The report notes that there is no Chinese regulatory body to enforce standard practices, such as rationalizing rents and pricing. Thus the operators of malls hold significant power over brands, including how much a retail space will cost, where a brand will be located in a development and whether to, on a whim, increase rent or move a brand to a suboptimal location within a mall.
“Information is not really visible on how decisions are made and on how rental prices are developed,” Falzado said. “There is a lot of supply in the market, but not a lot of premium supply so landlords have more bargaining power in the process. Everything is all over the place. If brands don’t have information on what is really happening, they tend to have no other choice but to accept it.
“Landlords will ask to increase the rent, and for some brands, the increase of rent is significantly high.”

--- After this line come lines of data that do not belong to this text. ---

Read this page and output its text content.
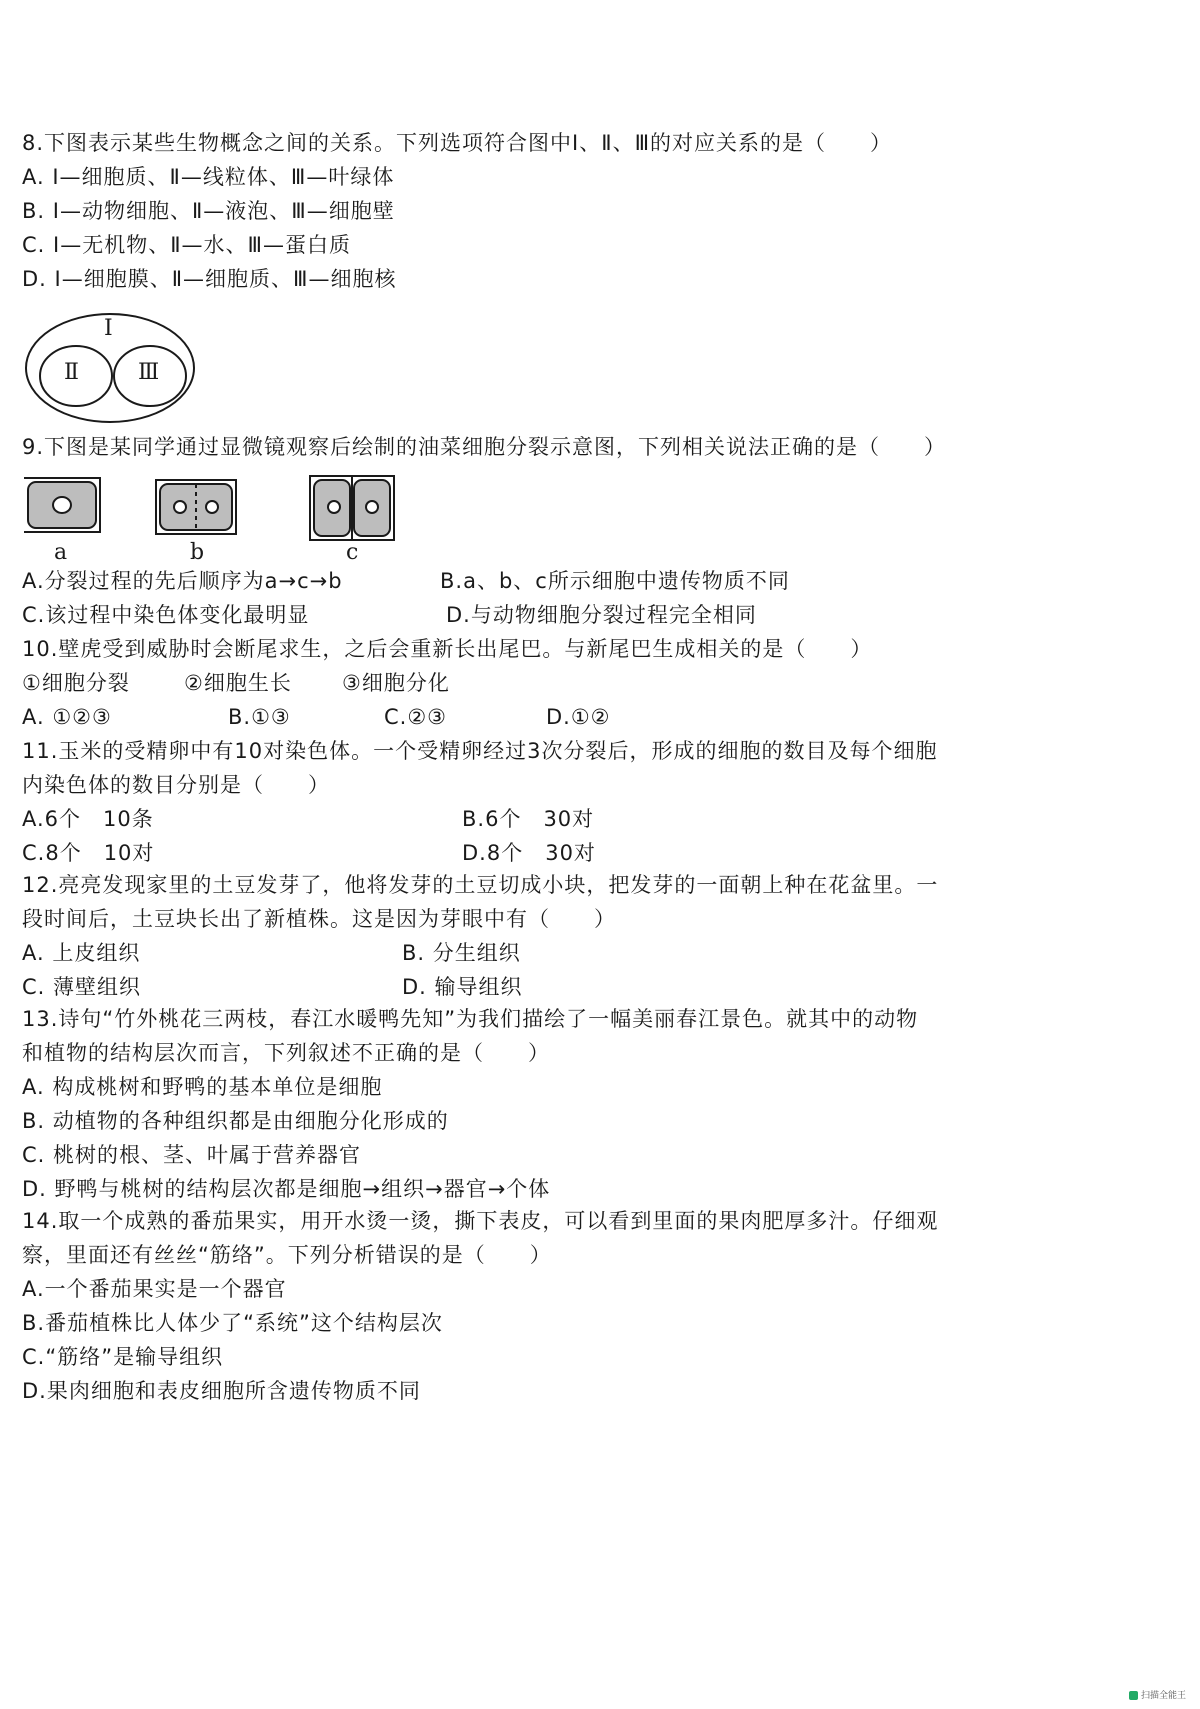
8.下图表示某些生物概念之间的关系。下列选项符合图中Ⅰ、Ⅱ、Ⅲ的对应关系的是（　　）
A. Ⅰ—细胞质、Ⅱ—线粒体、Ⅲ—叶绿体
B. Ⅰ—动物细胞、Ⅱ—液泡、Ⅲ—细胞壁
C. Ⅰ—无机物、Ⅱ—水、Ⅲ—蛋白质
D. Ⅰ—细胞膜、Ⅱ—细胞质、Ⅲ—细胞核
Ⅰ
Ⅱ	Ⅲ
9.下图是某同学通过显微镜观察后绘制的油菜细胞分裂示意图，下列相关说法正确的是（　　）
a	b	c
A.分裂过程的先后顺序为a→c→b	B.a、b、c所示细胞中遗传物质不同
C.该过程中染色体变化最明显	D.与动物细胞分裂过程完全相同
10.壁虎受到威胁时会断尾求生，之后会重新长出尾巴。与新尾巴生成相关的是（　　）
①细胞分裂	②细胞生长 ③细胞分化
A. ①②③	B.①③	C.②③	D.①②
11.玉米的受精卵中有10对染色体。一个受精卵经过3次分裂后，形成的细胞的数目及每个细胞
内染色体的数目分别是（　　）
A.6个　10条	B.6个　30对
C.8个　10对	D.8个　30对
12.亮亮发现家里的土豆发芽了，他将发芽的土豆切成小块，把发芽的一面朝上种在花盆里。一
段时间后，土豆块长出了新植株。这是因为芽眼中有（　　）
A. 上皮组织	B. 分生组织
C. 薄壁组织	D. 输导组织
13.诗句“竹外桃花三两枝，春江水暖鸭先知”为我们描绘了一幅美丽春江景色。就其中的动物
和植物的结构层次而言，下列叙述不正确的是（　　）
A. 构成桃树和野鸭的基本单位是细胞
B. 动植物的各种组织都是由细胞分化形成的
C. 桃树的根、茎、叶属于营养器官
D. 野鸭与桃树的结构层次都是细胞→组织→器官→个体
14.取一个成熟的番茄果实，用开水烫一烫，撕下表皮，可以看到里面的果肉肥厚多汁。仔细观
察，里面还有丝丝“筋络”。下列分析错误的是（　　）
A.一个番茄果实是一个器官
B.番茄植株比人体少了“系统”这个结构层次
C.“筋络”是输导组织
D.果肉细胞和表皮细胞所含遗传物质不同
扫描全能王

He said issues with rent increases have particularly impacted luxury brands that have had high sales performance in landmark locations, resulting in a significant and unexpected increase in rent that “would make their performance a bit more unfavorable.”
Falzado added that shopping mall operators assess a brand’s performance in other retail spaces when determining whether to lease space and where that space will be within a development. Thus, one opening in a mall that results in poor sales could impact the brand’s ability to negotiate for prime locations elsewhere. He also said that brands must be cautious when opening in prime locations, which may have high foot traffic due to food and beverage offerings or other attractions yet actually generate few sales for retailers despite the high volume of visitors.
“Landlords may ask for a rent increase in malls that are considered prime real estate,” Falzado said. “But if you look at the crowds they attract, the productivity is much less than what they could get from other landmark locations. These are cases where brands come across inefficiencies and issues with rent increases.”
Falzado said brands must employ a more “data driven” approach when selecting where to open stores, particularly for those looking to expand beyond first-tier cities.
“Look at the image of the locations. The foot traffic that location gets. The performance of the stores already there. What are the likely sales one brand can get? And also what is the difficulty of entry and the bargaining power of the landlords in that location?” he said. “Having this data and information about each location will give brands a more comprehensive look at the options they have, and then they can be strategic.”
The report says brands should not aim to have stores in too many landmark locations, but rather select landmark locations that will not only generate sales but also give them more bargaining power when expanding into smaller markets. “When you pick a landmark location, you have to be selective,” Falzado said. “It could impact your future expansion plans. Choose ones that serve as a credibility reference to other retail operators.”
The report adds that brands should not discount what it calls “neighborhood locations,” which are defined as commercial centers on the outskirts of major cities that are frequented by residents living in the immediate area. Instead of jumping to a second- or third-tier city, opening up in a more suburban area of Shanghai or Beijing could be a better expansion location than a smaller city, Falzado said.